– Не любишь нас? – расплываясь в широкой улыбке, произнес Люд, вглядываясь в искаженное болью и злобой лицо.
Чеченец молчал, лишь задышал придушенно и сипло.
– Ты мне тоже не нравишься, – все еще улыбаясь, сообщил ему Люд. – Может убить тебя? Почему-то мне кажется, что без тебя этот говенный мир станет чуточку лучше… Сам как думаешь?
– Пачему хочешь? – заволновался чеченец. – Зачем такой гаварыш? За что?
– А ты меня за что? – дружески осведомился Люд. – Я ехал, тебя не трогал, а ты мою машину взорвать решил. Солдата убил, офицера ранил, мне лицо разбил… Зачем так делал, а?
– Я не делал, – задергался под его рукой, пытаясь заглянуть в глаза, пленник. – Я машин чинил, я не боевик, я механик. Машин людям чиню. Фугас не взрываю!
– Не врешь? Нет?
– Нет, чем хочешь клянусь, не взрывал!
– Значит ты хороший чеченец? Добрый чеченец? Русские тебе как братья, да?
Пленник молчал, лишь быстро-быстро моргали широко открытые испуганные глаза.
– Тогда кто поставил фугас на дороге?! Кто?! Кто?! – затянутый в черную кожаную перчатку с обрезанными пальцами кулак врезался в скулу чеченца, сшибая того на землю. – Кто это сделал, сука?! Он?! Говори! Это он, да?!
– Нет, нет! Не он! Я не знаю, кто это сделал! – отчаянно заголосил чеченец, бросив быстрый взгляд на скорчившегося рядом от страха напарника.
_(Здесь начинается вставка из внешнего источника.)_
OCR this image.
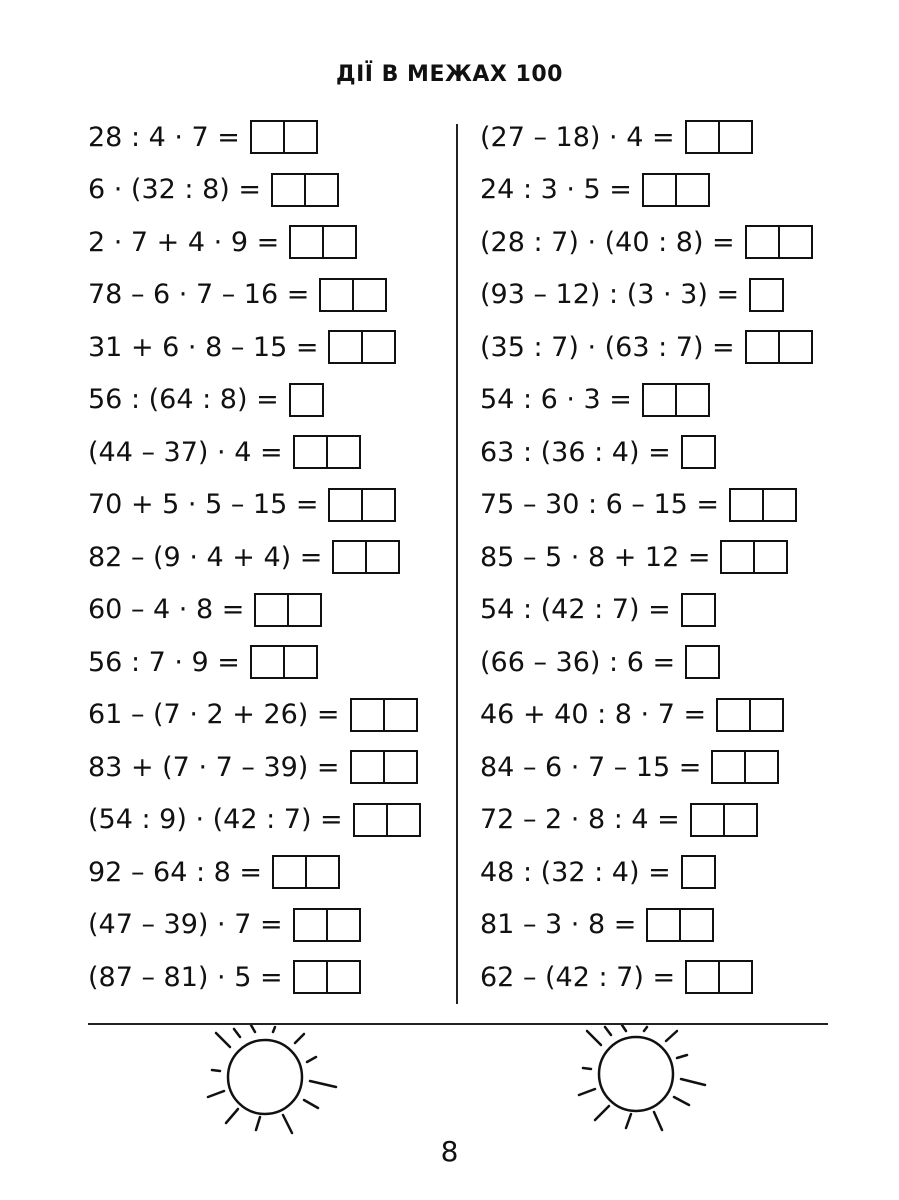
ДІЇ В МЕЖАХ 100
28 : 4 · 7 =
6 · (32 : 8) =
2 · 7 + 4 · 9 =
78 – 6 · 7 – 16 =
31 + 6 · 8 – 15 =
56 : (64 : 8) =
(44 – 37) · 4 =
70 + 5 · 5 – 15 =
82 – (9 · 4 + 4) =
60 – 4 · 8 =
56 : 7 · 9 =
61 – (7 · 2 + 26) =
83 + (7 · 7 – 39) =
(54 : 9) · (42 : 7) =
92 – 64 : 8 =
(47 – 39) · 7 =
(87 – 81) · 5 =
(27 – 18) · 4 =
24 : 3 · 5 =
(28 : 7) · (40 : 8) =
(93 – 12) : (3 · 3) =
(35 : 7) · (63 : 7) =
54 : 6 · 3 =
63 : (36 : 4) =
75 – 30 : 6 – 15 =
85 – 5 · 8 + 12 =
54 : (42 : 7) =
(66 – 36) : 6 =
46 + 40 : 8 · 7 =
84 – 6 · 7 – 15 =
72 – 2 · 8 : 4 =
48 : (32 : 4) =
81 – 3 · 8 =
62 – (42 : 7) =
8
– Врешь, сука! Врешь! По глазам вижу, знаешь! Насмерть забью, сука! Говори!
Пинки тяжелыми подкованными ботинками посыпались градом, на губах разведчика хлопьями выступила пена бешенства. Цапель вздрагивал от каждого глухого попадавшего по бессильному телу чеченца удара, так будто били его самого, он отчаянно втягивал голову в плечи, стараясь отвернуться, не видеть впавшего в дикую ярость командира. Охотнее всего он вообще сбежал бы отсюда, но опасался, что если нарушит приказ, командирский гнев обратится на него самого. Люд тяжело дышал, сказывалась усталость и неимоверное нервное напряжение последних дней, страх, испытанный при подрыве, сумасшедшая на пределе сил гонка за удирающим чеченским парнем. Однако он не переставал тупо месить ботинками уже обмякшее, не пытающееся закрыться или сопротивляться тело давно потерявшего сознание чеченца. Он уже не выбирал цель для каждого удара, стремясь причинить максимальную боль, как в начале избиения, он просто отводил ногу назад и с размаху втыкал ее в распростертого на земле человека, не заботясь, куда попадет кованый носок ботинка. «Сука! Сука! Сука!» – как заведенный твердил разведчик, хрипло отплевываясь забившей горло слизью, со свистом втягивая в легкие воздух.
– Прекратить! – выкрикнул кто-то сзади. – Немедленно прекратить!